To get over the Heartbleed bug and avoid it from coming back in future, The Linux Foundation has joined hands with some of the biggest tech companies.
For a pledged amount of $100,000 each per year for the next 3 years to this Core Infrastructure initiative, companies like Amazon, Microsoft, Google, Facebook, NetApp, Rackspace, Qualcomm, VMWare, IBM, Intel, Dell, Cisco and Fujitsu have come together.
The monetary contribution from each of these biggies will allow developers to work on open source projects on a full time basis with paymets made towards audits and computing & testing infrastructure.
Jim Zemlin, Executive Director, Linux Foundation, said
“This is not just about the money, but the forum”, and added “Instead of responding to a crisis retroactively, this is an opportunity to identify crucial open source projects in advance. Right now, nobody is having that conversation, and it’s an important conversation to have.”
It is important to know that some researchers noticed an issue with OpenSSL about 2 weeks ago, and therefore The Core Infrastructure Initiative will work on OpenSSL.

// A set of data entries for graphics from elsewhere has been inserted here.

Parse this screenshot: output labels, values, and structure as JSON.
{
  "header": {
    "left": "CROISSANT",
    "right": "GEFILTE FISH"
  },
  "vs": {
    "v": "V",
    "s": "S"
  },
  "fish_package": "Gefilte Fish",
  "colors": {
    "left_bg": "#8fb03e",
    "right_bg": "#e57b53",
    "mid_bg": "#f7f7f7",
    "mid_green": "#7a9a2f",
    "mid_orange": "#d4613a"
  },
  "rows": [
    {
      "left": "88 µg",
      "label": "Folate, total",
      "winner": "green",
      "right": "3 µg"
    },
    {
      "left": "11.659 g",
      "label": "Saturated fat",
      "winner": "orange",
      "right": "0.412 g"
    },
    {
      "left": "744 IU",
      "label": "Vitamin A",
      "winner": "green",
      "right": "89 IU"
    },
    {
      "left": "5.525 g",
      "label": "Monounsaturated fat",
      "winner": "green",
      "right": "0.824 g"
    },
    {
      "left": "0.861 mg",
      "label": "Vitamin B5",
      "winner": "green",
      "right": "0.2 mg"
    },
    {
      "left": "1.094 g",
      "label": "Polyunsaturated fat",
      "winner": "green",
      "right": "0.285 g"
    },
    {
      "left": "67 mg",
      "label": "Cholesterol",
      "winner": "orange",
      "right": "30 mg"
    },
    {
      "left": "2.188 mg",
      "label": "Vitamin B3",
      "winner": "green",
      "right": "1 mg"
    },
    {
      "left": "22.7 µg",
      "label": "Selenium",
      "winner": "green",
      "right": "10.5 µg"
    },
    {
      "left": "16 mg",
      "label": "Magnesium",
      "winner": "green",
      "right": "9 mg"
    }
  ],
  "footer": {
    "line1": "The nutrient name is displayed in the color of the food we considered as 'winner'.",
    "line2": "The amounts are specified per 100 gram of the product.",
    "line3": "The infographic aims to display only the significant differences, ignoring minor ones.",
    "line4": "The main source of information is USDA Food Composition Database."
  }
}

It is surprising to know that while over two-thirds of Internet servers make use of OpenSSL encryption tool, the same is managed by only a small group of few volunteers and one full-time developer.
Since fixing the issues is a major concern for all the big and small tech companies alike, a lot of groups and companies have already started to fund security audits for open source softwares.
An example in the same is OpenBSD that has raised about $17,000 to support these audits that will discover and eliminate the security issues completely.